In 2005 he was part of the Russian team that won the 2005 Boxing World Cup.

In 2006, he once again won the European title.
At the World championships 2007 he beat Frenchman Jérôme Thomas but lost to eventual winner Rau'shee Warren of America.

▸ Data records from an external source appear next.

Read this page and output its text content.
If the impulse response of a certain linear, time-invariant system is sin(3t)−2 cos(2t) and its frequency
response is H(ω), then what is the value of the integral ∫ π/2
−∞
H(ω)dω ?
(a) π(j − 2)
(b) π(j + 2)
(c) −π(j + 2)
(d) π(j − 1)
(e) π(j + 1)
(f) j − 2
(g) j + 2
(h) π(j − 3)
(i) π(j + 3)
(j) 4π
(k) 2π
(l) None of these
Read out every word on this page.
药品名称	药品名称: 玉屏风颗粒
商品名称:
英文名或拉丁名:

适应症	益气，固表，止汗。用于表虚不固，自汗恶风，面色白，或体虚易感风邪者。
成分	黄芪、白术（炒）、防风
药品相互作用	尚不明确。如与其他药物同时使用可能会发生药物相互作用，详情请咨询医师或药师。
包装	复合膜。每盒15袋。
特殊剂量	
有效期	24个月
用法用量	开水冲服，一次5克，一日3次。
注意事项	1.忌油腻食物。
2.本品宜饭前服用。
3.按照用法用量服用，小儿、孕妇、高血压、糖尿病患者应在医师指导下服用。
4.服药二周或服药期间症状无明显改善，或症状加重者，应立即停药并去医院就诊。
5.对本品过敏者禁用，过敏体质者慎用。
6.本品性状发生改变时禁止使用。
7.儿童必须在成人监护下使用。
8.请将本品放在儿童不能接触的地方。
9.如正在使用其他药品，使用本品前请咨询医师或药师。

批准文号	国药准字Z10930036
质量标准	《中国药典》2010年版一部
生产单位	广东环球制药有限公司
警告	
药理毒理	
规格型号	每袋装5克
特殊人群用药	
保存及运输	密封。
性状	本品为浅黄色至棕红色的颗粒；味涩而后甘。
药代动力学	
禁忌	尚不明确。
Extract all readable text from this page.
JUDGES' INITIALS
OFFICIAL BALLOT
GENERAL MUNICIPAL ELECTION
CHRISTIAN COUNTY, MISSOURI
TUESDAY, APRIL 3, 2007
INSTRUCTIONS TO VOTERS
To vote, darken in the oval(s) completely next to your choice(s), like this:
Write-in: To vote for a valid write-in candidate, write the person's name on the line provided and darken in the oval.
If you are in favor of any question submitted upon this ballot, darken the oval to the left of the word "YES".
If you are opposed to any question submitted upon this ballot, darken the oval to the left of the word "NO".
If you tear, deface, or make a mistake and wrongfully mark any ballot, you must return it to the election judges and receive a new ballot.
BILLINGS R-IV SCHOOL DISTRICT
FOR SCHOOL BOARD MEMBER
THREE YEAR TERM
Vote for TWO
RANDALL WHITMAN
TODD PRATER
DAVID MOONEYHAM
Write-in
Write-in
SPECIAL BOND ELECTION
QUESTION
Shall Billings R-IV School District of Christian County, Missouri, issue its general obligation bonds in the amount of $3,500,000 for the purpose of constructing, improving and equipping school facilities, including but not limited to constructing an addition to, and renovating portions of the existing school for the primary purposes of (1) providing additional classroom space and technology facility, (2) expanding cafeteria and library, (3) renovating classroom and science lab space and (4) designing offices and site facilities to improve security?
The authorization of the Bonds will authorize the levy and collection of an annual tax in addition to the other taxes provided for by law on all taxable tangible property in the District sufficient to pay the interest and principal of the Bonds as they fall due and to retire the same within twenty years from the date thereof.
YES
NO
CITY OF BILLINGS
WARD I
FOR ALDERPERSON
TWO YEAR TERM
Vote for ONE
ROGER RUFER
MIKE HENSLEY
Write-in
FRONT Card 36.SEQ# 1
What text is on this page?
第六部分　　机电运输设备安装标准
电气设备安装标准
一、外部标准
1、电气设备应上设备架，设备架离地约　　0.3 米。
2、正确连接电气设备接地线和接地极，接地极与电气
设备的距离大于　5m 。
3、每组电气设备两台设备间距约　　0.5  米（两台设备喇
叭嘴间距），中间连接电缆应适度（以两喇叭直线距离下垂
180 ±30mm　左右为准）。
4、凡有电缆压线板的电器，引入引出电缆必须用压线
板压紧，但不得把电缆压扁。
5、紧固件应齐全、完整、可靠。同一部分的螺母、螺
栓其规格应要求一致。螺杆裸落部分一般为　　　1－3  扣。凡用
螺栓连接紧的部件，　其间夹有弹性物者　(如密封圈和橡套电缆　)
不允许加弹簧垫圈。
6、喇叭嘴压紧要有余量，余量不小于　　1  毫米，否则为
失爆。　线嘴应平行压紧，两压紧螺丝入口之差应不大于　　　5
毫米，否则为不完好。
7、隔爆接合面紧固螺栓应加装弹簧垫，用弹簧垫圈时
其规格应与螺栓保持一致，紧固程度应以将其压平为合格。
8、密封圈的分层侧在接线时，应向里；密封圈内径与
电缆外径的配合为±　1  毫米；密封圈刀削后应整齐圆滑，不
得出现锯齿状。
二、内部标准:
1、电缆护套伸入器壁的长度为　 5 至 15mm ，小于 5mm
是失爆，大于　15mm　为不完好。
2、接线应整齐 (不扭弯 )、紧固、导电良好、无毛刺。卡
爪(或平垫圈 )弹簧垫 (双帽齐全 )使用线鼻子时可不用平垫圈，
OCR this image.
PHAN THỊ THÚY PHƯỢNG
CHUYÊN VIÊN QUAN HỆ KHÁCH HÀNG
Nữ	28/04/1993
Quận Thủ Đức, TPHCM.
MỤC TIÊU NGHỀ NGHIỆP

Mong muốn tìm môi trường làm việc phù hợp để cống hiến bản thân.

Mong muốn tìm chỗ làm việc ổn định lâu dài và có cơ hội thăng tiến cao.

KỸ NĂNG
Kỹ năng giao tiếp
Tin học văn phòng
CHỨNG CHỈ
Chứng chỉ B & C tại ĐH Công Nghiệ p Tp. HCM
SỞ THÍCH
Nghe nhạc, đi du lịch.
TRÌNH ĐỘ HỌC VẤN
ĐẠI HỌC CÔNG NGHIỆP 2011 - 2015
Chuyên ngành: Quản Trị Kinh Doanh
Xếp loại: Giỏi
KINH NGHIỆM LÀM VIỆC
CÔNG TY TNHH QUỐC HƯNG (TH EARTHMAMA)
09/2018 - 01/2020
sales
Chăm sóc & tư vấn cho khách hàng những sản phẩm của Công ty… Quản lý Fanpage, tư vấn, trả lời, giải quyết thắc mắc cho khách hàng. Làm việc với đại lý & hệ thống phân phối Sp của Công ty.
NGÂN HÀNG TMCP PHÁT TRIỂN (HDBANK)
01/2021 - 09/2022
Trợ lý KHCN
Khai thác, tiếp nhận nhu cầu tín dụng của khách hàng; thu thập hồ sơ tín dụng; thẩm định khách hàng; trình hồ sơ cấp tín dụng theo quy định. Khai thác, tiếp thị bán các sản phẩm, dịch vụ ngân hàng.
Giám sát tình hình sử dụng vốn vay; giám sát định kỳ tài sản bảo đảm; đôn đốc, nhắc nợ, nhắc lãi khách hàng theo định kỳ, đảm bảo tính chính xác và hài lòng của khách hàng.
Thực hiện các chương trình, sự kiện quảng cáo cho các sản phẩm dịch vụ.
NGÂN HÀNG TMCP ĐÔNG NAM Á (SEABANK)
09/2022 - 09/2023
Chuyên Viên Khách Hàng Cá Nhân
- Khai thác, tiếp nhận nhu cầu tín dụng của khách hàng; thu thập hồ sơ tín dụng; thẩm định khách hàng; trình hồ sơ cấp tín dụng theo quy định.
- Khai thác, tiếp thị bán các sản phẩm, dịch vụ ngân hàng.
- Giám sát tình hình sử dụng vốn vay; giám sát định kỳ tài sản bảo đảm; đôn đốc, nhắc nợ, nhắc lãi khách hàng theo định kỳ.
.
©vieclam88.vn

At the 2011 European Amateur Boxing Championships he won silver.

=== Olympic results ===
2004 (as a flyweight)
- Defeated Bonyx Yusak Saweho (Indonesia) 26–19
- Defeated Mirzhan Rakhimzhanov (Kazakhstan) 29–20
- Lost to Yuriorkis Gamboa (Cuba) 18–26

2008 (as a flyweight)
- 1st round bye
- Defeated Mirat Sarsembayev (Kazakhstan) 12–4
- Defeated Jitender Kumar (India) 15–11
- Lost to Andry Laffita (Cuba) 8–9

=== World amateur championships results ===
2003 (as a flyweight)
- Defeated Akhil Kumar (India) 26–16
- Defeated Hermensen Ballo (Indonesia) 22–8
- Lost to Alexander Vladimirov (Bulgaria) 24–33

2005 (as a flyweight)
- Defeated Bradley Hore (Australia) 25–11
- Defeated Atagun Yalcinkaya (Turkey) 36–15
- Lost to Rau'shee Warren (United States) 21–31

2007 (as a flyweight)
- Defeated Jérôme Thomas (France) 25–11
- Defeated Nurlan Aydarbek Ulu (Kyrgyzstan) RSCI 3
- Defeated Jitender Kumar (India) 14–9
- Lost to Rau'shee Warren (United States) 13–23

== Personal life ==
His former wife, Maria Balakshina (Yefimova), is a lawyer by education. They have a son, Dmitry, who is engaged in boxing and tennis.

He is currently married to Ekaterina Alekseeva, who is interested in fitness. The couple has two children, including their son Dan, who practices swimming, and a younger child.